Trump’s decision to suspend employment-related immigration reinforced the supposed link between globalization and threats to the heartland, a hardy perennial theme of his 2016 campaign. But this time around, it’s not just the gnawing, gradual effect of lost manufacturing jobs to Mexico and China thanks to trade agreements at issue, but illness and death accompanied by catastrophic economic effects. If Trump’s MAGA base is even half-convinced their domestic and international enemies are at fault for this calamity, is there any limit to the intensity with which they will turn out?

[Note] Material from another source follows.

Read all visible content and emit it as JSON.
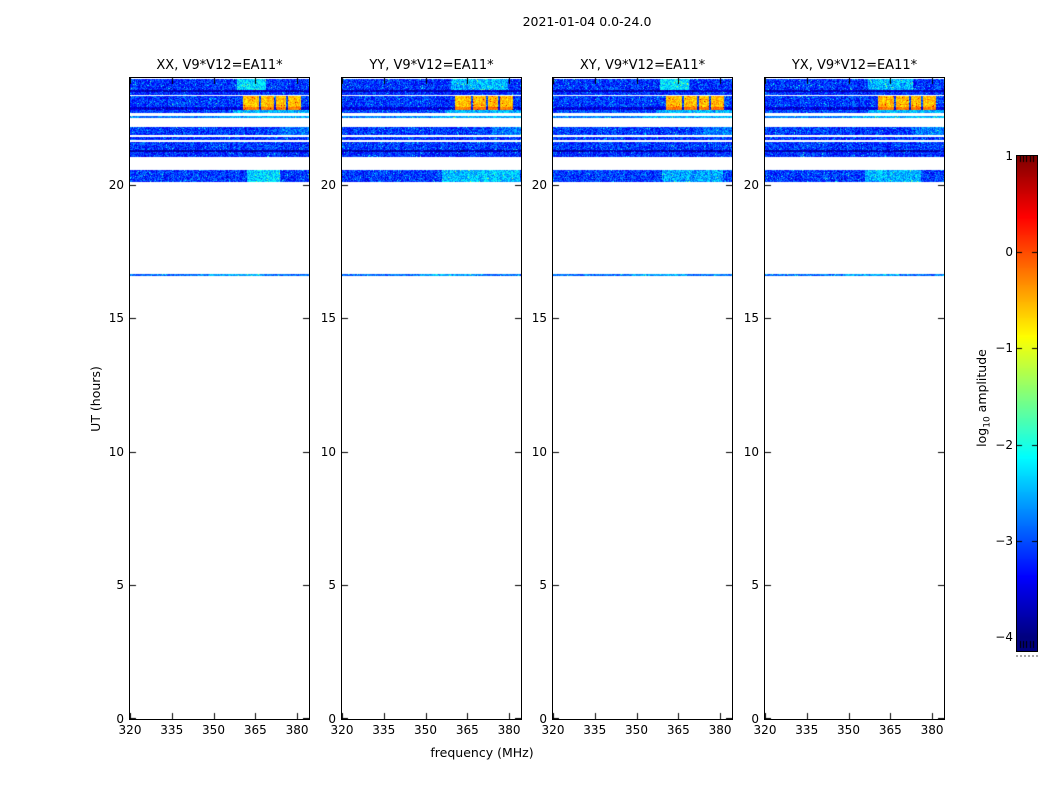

We’ve been seeing among conservative opinion leaders lately an open, nostalgic yearning for the agrarian America of the distant past, as in a Breitbart News interview West Virginia’s Republican governor Jim Justice:
“We’re seeing that some of the most densely packed cities are what’s getting hit the hardest,” said [Alex] Marlow of coronavirus infection rates. “It makes perfect sense when people literally live on top of each other and are sharing the same subway cabs constantly. There are huge levels of crazy international travel coming in and out. Do you think people are going to be yearning to end up in a place like West Virginia? Do you think it’s going to make your state more appealing to people?”
Justice replied, “Well, I would surely hope so … If you could see what I’ve lived with every day in West Virginia, you would be packing up and heading here tomorrow, because it’s the most pristine air, the most pristine water, good family people that have real values, low crime, good schools, the roads are good.”

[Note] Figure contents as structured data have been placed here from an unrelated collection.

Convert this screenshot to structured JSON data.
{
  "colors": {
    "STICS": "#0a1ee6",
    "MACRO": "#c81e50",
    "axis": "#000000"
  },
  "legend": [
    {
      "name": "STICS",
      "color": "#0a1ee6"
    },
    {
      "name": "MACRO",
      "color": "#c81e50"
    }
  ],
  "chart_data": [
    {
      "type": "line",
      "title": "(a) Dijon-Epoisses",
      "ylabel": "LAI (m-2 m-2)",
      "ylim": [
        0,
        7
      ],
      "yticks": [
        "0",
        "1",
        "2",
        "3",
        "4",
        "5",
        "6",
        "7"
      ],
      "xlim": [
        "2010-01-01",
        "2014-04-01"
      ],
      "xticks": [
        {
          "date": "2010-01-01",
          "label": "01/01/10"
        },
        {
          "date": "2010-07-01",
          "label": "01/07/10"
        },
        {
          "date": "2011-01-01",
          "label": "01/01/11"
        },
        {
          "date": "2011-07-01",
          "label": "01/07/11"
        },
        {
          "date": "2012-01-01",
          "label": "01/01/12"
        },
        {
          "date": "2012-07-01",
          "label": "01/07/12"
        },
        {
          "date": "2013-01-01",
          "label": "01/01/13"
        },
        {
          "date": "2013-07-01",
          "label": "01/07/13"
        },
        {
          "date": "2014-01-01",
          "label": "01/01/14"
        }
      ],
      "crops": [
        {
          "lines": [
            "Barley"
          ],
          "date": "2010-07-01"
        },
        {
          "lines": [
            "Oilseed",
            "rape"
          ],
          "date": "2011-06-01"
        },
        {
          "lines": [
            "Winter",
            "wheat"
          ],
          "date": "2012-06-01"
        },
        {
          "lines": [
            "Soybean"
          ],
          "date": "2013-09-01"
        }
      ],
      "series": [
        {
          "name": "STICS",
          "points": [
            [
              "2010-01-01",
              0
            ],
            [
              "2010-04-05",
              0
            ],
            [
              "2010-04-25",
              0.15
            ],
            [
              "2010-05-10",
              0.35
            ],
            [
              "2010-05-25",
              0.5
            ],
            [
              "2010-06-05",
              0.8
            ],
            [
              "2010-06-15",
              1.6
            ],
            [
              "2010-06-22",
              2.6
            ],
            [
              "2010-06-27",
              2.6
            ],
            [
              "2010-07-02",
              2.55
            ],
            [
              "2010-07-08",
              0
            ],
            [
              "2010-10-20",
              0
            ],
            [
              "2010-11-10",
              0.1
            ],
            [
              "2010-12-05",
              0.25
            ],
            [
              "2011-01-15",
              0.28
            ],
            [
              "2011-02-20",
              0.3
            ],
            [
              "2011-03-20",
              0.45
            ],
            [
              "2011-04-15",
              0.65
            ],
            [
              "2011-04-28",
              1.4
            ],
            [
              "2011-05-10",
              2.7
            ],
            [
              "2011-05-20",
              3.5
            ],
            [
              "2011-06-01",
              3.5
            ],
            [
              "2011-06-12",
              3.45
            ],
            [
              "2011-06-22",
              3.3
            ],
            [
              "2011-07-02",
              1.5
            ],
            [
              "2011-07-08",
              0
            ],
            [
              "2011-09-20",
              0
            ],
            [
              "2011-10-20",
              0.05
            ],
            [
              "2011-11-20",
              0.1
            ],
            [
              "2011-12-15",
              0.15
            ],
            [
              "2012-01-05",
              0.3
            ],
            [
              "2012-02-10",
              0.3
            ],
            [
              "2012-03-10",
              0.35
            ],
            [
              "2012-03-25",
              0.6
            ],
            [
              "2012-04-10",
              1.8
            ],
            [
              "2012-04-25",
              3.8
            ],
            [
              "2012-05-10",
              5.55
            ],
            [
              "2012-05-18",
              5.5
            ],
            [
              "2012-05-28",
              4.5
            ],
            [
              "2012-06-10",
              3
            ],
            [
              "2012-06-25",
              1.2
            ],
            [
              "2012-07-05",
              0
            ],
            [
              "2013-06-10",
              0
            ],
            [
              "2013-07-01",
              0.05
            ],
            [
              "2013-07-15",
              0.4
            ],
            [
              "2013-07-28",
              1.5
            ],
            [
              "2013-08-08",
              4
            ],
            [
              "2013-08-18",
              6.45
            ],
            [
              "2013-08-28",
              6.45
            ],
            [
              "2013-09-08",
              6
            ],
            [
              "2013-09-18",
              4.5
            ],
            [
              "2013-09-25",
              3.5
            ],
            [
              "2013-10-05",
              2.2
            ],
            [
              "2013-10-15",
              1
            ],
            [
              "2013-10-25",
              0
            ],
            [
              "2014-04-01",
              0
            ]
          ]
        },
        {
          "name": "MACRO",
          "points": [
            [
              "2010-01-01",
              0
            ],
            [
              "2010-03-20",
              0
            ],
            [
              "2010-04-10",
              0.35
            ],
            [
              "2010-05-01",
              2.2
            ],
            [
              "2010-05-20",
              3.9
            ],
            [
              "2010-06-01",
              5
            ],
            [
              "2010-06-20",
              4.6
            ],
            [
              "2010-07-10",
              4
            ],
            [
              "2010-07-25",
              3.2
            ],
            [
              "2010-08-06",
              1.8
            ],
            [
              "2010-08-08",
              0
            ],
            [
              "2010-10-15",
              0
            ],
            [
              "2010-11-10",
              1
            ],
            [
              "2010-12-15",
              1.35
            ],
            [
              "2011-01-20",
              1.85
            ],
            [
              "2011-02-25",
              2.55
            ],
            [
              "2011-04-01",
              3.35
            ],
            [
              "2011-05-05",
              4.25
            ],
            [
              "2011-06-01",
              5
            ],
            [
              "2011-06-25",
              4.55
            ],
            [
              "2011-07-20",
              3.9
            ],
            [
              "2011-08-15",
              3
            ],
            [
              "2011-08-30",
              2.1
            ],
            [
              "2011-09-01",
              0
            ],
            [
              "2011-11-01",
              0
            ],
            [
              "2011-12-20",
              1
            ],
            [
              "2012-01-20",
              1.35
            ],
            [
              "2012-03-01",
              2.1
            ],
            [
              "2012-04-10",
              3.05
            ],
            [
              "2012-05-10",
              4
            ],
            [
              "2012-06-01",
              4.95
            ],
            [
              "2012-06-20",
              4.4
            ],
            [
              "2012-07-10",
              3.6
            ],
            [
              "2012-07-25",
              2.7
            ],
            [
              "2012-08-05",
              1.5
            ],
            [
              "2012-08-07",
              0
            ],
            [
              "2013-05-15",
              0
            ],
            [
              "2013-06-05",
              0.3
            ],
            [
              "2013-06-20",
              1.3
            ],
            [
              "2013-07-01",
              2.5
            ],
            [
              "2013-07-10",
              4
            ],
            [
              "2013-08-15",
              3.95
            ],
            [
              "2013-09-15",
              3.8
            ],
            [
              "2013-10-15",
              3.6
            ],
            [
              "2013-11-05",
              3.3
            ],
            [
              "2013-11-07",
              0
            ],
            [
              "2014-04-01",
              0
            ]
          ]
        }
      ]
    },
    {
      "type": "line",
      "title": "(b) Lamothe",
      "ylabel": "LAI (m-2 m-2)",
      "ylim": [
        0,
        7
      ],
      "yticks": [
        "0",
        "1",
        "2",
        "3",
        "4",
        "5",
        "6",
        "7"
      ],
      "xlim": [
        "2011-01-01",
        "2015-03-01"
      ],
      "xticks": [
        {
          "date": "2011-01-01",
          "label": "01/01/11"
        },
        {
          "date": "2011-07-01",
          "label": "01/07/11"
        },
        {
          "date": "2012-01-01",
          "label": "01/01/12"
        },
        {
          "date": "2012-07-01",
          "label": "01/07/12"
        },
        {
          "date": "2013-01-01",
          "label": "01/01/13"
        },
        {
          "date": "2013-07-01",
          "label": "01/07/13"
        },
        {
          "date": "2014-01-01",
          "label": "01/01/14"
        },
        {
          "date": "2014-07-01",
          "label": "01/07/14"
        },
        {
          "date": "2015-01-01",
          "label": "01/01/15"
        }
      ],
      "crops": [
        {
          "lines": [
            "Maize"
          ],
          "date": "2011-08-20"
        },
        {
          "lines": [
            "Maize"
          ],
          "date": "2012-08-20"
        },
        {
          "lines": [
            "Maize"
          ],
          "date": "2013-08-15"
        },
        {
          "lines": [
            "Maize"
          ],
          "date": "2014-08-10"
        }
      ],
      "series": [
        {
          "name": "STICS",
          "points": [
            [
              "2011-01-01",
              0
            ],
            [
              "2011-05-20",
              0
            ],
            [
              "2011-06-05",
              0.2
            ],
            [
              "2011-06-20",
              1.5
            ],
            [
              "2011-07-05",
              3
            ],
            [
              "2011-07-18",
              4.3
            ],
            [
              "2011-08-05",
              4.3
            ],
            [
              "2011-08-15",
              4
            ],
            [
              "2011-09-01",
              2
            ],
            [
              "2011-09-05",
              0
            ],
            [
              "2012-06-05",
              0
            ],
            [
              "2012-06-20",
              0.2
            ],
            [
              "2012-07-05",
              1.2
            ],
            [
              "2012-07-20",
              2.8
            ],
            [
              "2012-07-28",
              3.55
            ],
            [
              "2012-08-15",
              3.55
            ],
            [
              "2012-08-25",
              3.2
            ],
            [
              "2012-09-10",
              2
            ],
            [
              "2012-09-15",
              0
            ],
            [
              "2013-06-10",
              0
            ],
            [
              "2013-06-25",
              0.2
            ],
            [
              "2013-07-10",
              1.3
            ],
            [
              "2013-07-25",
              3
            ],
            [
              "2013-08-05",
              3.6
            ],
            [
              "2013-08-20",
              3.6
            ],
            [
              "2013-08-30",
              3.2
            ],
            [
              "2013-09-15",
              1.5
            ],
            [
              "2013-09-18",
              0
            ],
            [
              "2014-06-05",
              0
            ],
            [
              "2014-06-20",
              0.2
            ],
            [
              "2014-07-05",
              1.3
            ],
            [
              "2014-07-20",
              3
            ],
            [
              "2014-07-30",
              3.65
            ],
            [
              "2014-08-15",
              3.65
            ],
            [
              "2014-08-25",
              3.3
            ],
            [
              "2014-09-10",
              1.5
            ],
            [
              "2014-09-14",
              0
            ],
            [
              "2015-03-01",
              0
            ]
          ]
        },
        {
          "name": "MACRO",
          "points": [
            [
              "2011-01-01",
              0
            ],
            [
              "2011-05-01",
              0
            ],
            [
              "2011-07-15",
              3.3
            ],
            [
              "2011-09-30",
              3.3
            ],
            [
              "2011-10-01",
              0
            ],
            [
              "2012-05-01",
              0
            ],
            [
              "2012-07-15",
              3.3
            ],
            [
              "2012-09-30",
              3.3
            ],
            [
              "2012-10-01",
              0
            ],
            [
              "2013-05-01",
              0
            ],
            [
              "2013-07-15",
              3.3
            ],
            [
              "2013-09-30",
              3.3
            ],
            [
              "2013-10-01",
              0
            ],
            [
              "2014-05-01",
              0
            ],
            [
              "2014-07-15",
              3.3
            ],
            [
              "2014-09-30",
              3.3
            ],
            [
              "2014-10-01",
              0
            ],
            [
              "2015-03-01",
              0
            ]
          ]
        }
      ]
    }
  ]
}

Conservative activist Erick Erickson plows a well-worn religious furrow about the sinfulness that brings God’s judgment down on cities:
There’s a theology of cities in scripture and it is not a flattering one. There is now a pandemic pouring through American cities where the hardest-hit places are the most urban and the ones where we’ve abandoned our senior citizens.
I’ll be glad to never have to read another newspaper article or research paper on how we need to incentivize urban dwelling and mass transit and limit family size and use reusable shopping bags.
Give me my GMC Yukon and my land any day of the week. Give me Texas and its wide-open spaces. Give me anything, but not Metropolis.
Depending on what happens next with infection rates, we could be on the brink of a period in which virtuous red America curses wicked blue America with continued COVID-19 deaths as an acceptable price to pay for red America’s economic revival. Trump is just blunt and brutal enough to pose the trade-off that way, if he needs it to mobilize his base. The term “holy war” could be all too apt for the conflict the country will experience in the run-up to November, and Lord help us if the outcome remains in doubt after Election Day.